Love & Sex

7 Tanda Hubungan Manipulatif yang Wajib Kamu Hindari

  by: Kezia Calesta       6/8/2018
  • What’s a manipulative relationship like? Terkadang, mengenali tanda manipulasi dalam hubungan kamu dapat menjadi hal yang sulit, khususnya jika kamu sudah lama menjalankan hubungan tersebut. It’s time to wake up – berikut adalah tanda-tanda yang menunjukkan bahwa kamu sedang terikat dalam hubungan tidak sehat dengan pasangan yang manipulatif.


    1. Ia memulai argumen tentang hal-hal kecil agar kamu menyerah.
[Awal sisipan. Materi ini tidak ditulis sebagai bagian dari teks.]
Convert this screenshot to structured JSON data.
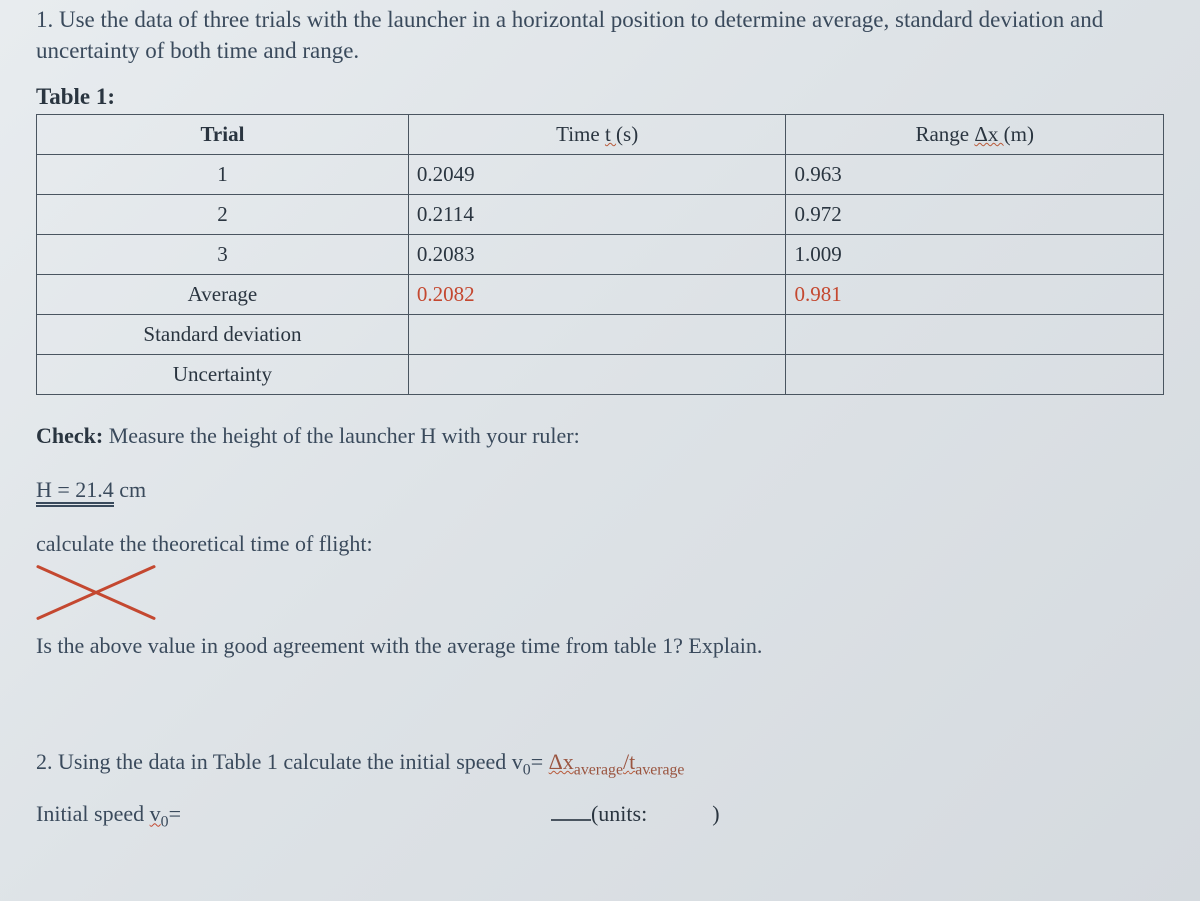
{
  "question1": "1. Use the data of three trials with the launcher in a horizontal position to determine average, standard deviation and uncertainty of both time and range.",
  "table": {
    "label": "Table 1:",
    "columns": {
      "trial": "Trial",
      "time_prefix": "Time ",
      "time_var": "t ",
      "time_unit": "(s)",
      "range_prefix": "Range ",
      "range_var": "Δx ",
      "range_unit": "(m)"
    },
    "rows": [
      {
        "label": "1",
        "time": "0.2049",
        "range": "0.963",
        "time_red": false,
        "range_red": false
      },
      {
        "label": "2",
        "time": "0.2114",
        "range": "0.972",
        "time_red": false,
        "range_red": false
      },
      {
        "label": "3",
        "time": "0.2083",
        "range": "1.009",
        "time_red": false,
        "range_red": false
      },
      {
        "label": "Average",
        "time": "0.2082",
        "range": "0.981",
        "time_red": true,
        "range_red": true
      },
      {
        "label": "Standard deviation",
        "time": "",
        "range": "",
        "time_red": false,
        "range_red": false
      },
      {
        "label": "Uncertainty",
        "time": "",
        "range": "",
        "time_red": false,
        "range_red": false
      }
    ],
    "col_widths": [
      "33%",
      "33.5%",
      "33.5%"
    ],
    "border_color": "#4a5560"
  },
  "check": {
    "bold": "Check:",
    "rest": " Measure the height of the launcher H with your ruler:"
  },
  "h_measure": {
    "prefix": "H = ",
    "value": "21.4",
    "unit": " cm"
  },
  "calc_line": "calculate the theoretical time of flight:",
  "x_mark_color": "#c44830",
  "agree_line": "Is the above value in good agreement with the average time from table 1? Explain.",
  "question2": {
    "prefix": "2. Using the data in Table 1 calculate the initial speed v",
    "sub0": "0",
    "eq": "= ",
    "frac_num": "Δx",
    "frac_num_sub": "average",
    "slash": "/",
    "frac_den": "t",
    "frac_den_sub": "average"
  },
  "initial_speed": {
    "label_pre": "Initial speed ",
    "label_var": "v",
    "label_sub": "0",
    "label_eq": "=",
    "units_label": "(units:",
    "close_paren": ")"
  },
  "colors": {
    "bg": "#d8dce0",
    "text_main": "#3a4a5c",
    "text_dark": "#2a3540",
    "red": "#c44830",
    "brown": "#9a5540"
  }
}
    Bila pasanganmu seringkali memulai argumen tentang hal-hal kecil seperti pilihan restoran atau rencana malam Minggu, coba tanyakan kepada diri sendiri: apakah kamu hampir selalu menyerah dan mengikuti maunya? Bila kamu selalu mengalah, pasanganmu akan terus bersifat demikian agar kamu terus mengikuti kehendaknya.


    2. Ia menyalahkan kamu untuk kesalahan orang lain.

    Mungkin pada awalnya, kamu pikir ia hanya cemburu. Namun jika ada pria yang mendekatimu dan sang pasangan malah memarahi kamu, itu menandakan bahwa ia tidak hanya cemburu – tetapi ia juga mau mengontrol perilaku kamu. Jika si dia menyalahkan perilaku kamu, cara kamu berpakaian, atau respons kamu terhadap orang-orang sekitar – bisa jadi ia ingin mengubahmu untuk kebaikannya sendiri.


    3. Ia menyalahkan kamu untuk tindakannya.

    Apakah pasanganmu seringkali marah tanpa sebab atau melakukan tindakan buruk dan menyalahkanmu? Ini tanda manipulasi yang jelas – ia sedang menggunakan sebagai alasan agar ia tidak disalahkan. Basically, ia ingin membuatmu merasa guilty agar kamu dapat memaafkannya dengan lebih mudah. Hmmm… padahal itu memang salahnya!


    4. Ia tidak mengizinkan kamu untuk bertemu dengan orang lain.

    Pasangan yang ingin mengambil alih hidupmu tidak akan suka bila kamu dekat dengan orang lain (meskipun itu anggota keluarga atau sahabat), karena hal tersebut akan menyulitkannya untuk mengontrol kamu. So, ia pun akan mencari cara untuk membatalkan rencana kamu bersama orang-orang tersayang agar kamu selalu menempel dengannya. Ugh, no thanks!




    5. Ia memutarbalikkan fakta.

    Pasangan yang manipulatif akan sering menipu kamu! Jika kamu mempertanyakannya atau mengecek kebenaran dari perkataannya, ia akan menjadi sangat defensif dan memutarbalikkan perkataanmu. Contohnya, kamu bertanya mengapa ia tidak mengangkat telepon kemarin malam. Ia tidak akan memberikan jawaban, namun ia akan langsung merasa tertuduh dan berkata, “Memangnya kenapa? Kamu tidak percaya denganku?” Nah, pasangan yang manipulatif akan melakukan hal tersebut supaya kamu menyesali pertanyaan tersebut dan akhirnya merasa bersalah.


    6. Ia boleh menyimpan rahasia, namun kamu tidak boleh!

    Bila mau makan siang bersama teman pria, kamu harus menyembunyikannya dari pasangan kamu agar ia tidak freak out. Duh, repot ya jika harus selalu menyembunyikan aktivitas kamu darinya. Padahal, ada banyak hal yang tidak kamu ketahui tentang pasanganmu – ia tidak pernah mengizinkan kamu untuk melihat foto-foto di galeri smartphone-nya, mengangkat teleponnya, ataupun mengetahui keberadaannya. Double standard much?


    7. Ia merendahi posisimu sebagai seorang pasangan.

    This is unacceptable. Di zaman modern ini, kamu wajib dianggap setara dengan pasangan, dong. Jika pasanganmu terus bicara dengan nada ataupun kata-kata yang merendah, itu sebuah perlakuan yang tidak bisa ditolerir. Emotional abuse tidak hanya menurunkan kepercayaan diri kamu, tetapi juga membuat kamu semakin tidak bisa meninggalkannya. Why? Karena saat kamu memiliki self-esteem yang rendah, kamu akan memiliki mindset bahwa kamu tidak bisa menemukan pasangan yang lebih baik darinya. Nah, pemikiran ini sangat amat salah! You deserve better, and it’s time to realize it.